Violencia étnica en China

La Vanguardia, , 09-07-2009

VEINTE años después de la masacre de Tiananmen y dieciséis meses después del estallido de violencia y represión en Tíbet, todas las miradas vuelven a dirigirse a China. Esta vez, el escenario es Xinjiang, la principal región musulmana del país, situada junto a Pakistán y Afganistán y con reservas de gas y petróleo. Es un conflicto que nada tiene que ver con las ansias de libertad de los jóvenes estudiantes en Pekín o las raíces históricas de Tíbet, pero la preocupación desde Occidente vuelve a ser la misma, la vulneración de los derechos humanos en el gigante demográfico de Asia. Y, de nuevo, la impotencia de la comunidad internacional a la hora de intervenir en los “asuntos internos” de la que está llamada a convertirse en la gran potencia económica del planeta.

Las primeras cifras, con 150 muertos y 1.400 detenidos, indican la gravedad de la violencia desatada entre la comunidad originaria de la región, los uigures, y los han, la etnia mayoritaria en el conjunto de China. El propio presidente Hu Jintao ha decidido abandonar la reunión del G-8 en Italia y regresar a su país ante las dimensiones del conflicto. Las autoridades chinas saben que Xinjiang es un polvorín, porque lo que está en juego es la convivencia entre etnias, un frágil equilibrio en amplias regiones de China.

Xinjiang ejemplifica una estrategia demográfica del poder en China. Los uigures se han convertido en minoría en su propia región, con poco más de ocho millones de habitantes sobre un total de veinte. La política de migraciones internas ha hecho que la hegemónica etnia han sea también aquí mayoritaria. Esa expansión étnica está considerada por numerosos analistas una expresión más del nacionalismo chino, claramente identificado con los han. Pero las claves del conflicto no se miden tanto en cifras demográficas como en la dimensión religiosa y cultural. Los uigures son musulmanes con profundas raíces culturales y creen que su identidad corre el riesgo de diluirse entre la mayoría han. También piensan que se están empobreciendo frente al empuje económico de los chinos llegados de todo el país. Pekín argumenta que sus políticas llevan el progreso a Xinjiang, pero sus habitantes piensan que pagan un precio excesivo. Así, en los últimos años, los uigures han incubado un fuerte resentimiento, que una chispa, la muerte de dos jóvenes de su comunidad, ha encendido en forma de violencia interétnica.

Y cuando se desata el odio es muy difícil atribuir razones. La historia está llena de ejemplos dramáticos en los que, de repente, vecinos que habían convivido en paz durante decenios se encuentran alineados en bandos enfrentados. La preocupación añadida es el temor a que el ejército chino no actúe como fuerza de interposición sino como instrumento represivo contra la minoría. El precedente de Tíbet alimenta esos augurios y obliga a la comunidad internacional a extremar la vigilancia. Más, cuando las autoridades ya hablan de posibles ejecuciones de los líderes de la revuelta.

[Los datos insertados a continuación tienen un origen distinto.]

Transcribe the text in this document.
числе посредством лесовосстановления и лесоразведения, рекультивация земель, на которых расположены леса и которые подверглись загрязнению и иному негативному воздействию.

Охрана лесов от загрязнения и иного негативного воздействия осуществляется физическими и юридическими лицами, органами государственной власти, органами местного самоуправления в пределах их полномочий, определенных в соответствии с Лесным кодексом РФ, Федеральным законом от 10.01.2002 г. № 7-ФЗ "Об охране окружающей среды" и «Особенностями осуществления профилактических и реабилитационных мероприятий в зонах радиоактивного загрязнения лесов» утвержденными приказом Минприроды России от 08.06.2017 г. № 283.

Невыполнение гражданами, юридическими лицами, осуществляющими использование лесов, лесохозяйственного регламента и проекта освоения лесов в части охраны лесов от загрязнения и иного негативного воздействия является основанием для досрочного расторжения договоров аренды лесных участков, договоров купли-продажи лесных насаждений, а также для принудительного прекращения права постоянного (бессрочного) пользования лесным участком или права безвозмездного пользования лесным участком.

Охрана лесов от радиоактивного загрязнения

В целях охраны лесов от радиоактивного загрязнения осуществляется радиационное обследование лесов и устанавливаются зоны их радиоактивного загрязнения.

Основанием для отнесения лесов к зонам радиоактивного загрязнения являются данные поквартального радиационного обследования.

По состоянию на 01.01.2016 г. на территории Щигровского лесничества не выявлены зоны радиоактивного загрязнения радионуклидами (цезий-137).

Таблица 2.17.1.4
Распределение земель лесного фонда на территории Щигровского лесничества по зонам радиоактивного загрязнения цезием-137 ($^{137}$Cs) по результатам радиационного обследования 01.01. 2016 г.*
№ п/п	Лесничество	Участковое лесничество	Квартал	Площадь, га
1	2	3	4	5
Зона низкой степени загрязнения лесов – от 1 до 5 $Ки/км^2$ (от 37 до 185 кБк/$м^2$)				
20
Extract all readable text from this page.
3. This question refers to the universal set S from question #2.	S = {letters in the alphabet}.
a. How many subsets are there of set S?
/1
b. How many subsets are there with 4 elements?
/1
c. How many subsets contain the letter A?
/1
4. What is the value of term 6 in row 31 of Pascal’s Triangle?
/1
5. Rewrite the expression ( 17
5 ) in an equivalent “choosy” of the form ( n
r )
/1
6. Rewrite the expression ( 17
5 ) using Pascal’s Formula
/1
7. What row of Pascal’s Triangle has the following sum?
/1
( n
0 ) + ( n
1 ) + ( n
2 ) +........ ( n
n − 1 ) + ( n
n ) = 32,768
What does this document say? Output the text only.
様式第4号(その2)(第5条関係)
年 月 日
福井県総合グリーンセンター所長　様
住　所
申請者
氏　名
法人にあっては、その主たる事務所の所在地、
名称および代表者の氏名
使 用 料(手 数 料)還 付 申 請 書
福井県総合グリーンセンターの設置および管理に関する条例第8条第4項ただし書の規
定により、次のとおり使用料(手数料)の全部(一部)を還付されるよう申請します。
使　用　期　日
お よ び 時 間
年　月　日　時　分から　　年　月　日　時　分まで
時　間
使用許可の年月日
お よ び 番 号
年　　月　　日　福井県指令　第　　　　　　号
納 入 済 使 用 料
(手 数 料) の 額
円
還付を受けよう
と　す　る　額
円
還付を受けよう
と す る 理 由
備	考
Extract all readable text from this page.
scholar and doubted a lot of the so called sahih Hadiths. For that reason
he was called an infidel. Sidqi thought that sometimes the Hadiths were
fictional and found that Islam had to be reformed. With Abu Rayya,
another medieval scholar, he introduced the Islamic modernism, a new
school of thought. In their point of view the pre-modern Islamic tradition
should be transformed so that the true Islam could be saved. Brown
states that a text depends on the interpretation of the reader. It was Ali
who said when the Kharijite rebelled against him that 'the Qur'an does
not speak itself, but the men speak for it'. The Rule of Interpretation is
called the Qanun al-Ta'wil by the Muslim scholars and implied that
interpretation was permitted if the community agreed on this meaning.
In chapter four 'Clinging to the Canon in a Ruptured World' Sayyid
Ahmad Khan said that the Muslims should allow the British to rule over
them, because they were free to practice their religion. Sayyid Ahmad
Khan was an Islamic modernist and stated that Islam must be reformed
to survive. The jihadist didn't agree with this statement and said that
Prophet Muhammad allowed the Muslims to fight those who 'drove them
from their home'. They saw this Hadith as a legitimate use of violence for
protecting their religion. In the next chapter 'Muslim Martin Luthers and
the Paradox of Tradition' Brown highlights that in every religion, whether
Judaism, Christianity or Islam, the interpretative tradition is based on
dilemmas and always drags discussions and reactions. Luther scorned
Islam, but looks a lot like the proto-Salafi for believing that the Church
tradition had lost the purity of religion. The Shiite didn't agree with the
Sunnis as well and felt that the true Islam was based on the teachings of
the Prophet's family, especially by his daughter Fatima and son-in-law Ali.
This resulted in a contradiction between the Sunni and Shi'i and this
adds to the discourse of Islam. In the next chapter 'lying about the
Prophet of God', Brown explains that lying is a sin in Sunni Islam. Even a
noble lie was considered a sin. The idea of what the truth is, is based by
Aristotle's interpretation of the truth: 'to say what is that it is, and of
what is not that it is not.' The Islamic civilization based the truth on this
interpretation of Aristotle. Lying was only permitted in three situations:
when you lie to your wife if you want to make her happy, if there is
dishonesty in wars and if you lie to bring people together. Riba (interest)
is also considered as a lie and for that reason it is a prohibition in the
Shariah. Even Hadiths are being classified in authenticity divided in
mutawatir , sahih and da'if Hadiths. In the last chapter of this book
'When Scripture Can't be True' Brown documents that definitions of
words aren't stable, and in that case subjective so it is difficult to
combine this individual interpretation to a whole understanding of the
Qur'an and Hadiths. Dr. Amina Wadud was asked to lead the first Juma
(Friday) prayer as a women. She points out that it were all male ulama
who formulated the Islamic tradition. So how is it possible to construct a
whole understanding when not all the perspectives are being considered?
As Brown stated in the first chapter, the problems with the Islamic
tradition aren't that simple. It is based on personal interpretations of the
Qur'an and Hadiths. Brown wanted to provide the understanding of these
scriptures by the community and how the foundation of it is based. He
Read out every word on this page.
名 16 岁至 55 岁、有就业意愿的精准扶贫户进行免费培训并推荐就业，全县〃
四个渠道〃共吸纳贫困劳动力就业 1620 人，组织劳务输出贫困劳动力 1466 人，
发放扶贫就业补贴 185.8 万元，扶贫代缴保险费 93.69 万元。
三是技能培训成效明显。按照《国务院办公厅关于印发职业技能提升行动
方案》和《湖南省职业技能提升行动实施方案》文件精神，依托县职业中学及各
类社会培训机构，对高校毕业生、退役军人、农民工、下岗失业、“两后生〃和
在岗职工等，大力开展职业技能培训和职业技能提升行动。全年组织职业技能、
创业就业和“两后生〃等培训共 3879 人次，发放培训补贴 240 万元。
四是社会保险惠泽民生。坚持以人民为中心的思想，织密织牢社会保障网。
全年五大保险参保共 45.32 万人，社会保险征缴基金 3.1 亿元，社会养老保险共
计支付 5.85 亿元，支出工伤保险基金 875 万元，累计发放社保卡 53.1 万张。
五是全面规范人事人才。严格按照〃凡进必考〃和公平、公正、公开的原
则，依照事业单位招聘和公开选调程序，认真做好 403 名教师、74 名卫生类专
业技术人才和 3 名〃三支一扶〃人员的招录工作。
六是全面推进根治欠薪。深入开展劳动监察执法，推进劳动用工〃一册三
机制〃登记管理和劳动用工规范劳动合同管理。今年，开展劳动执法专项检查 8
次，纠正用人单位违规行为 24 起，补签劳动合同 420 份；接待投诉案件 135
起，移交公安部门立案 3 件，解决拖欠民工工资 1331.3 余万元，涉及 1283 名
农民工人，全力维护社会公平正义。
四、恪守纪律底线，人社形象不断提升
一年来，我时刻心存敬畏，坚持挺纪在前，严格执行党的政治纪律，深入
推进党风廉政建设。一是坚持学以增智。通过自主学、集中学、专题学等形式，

El ministro de Exteriores español, Miguel Ángel Moratinos,ha pedido una solución “política, dialogada y pacífica”. China tiene la responsabilidad de mostrarse al mundo como el país moderno y avanzado de los Juegos Olímpicos o la potencia que no duda en aplastar toda disidencia. Esta vez son las reivindicaciones de la minoría uigur. Antes fue Tiananmen o los tibetanos, pero el dilema es el mismo: cómo salvaguardar los derechos humanos en la inmensidad de China.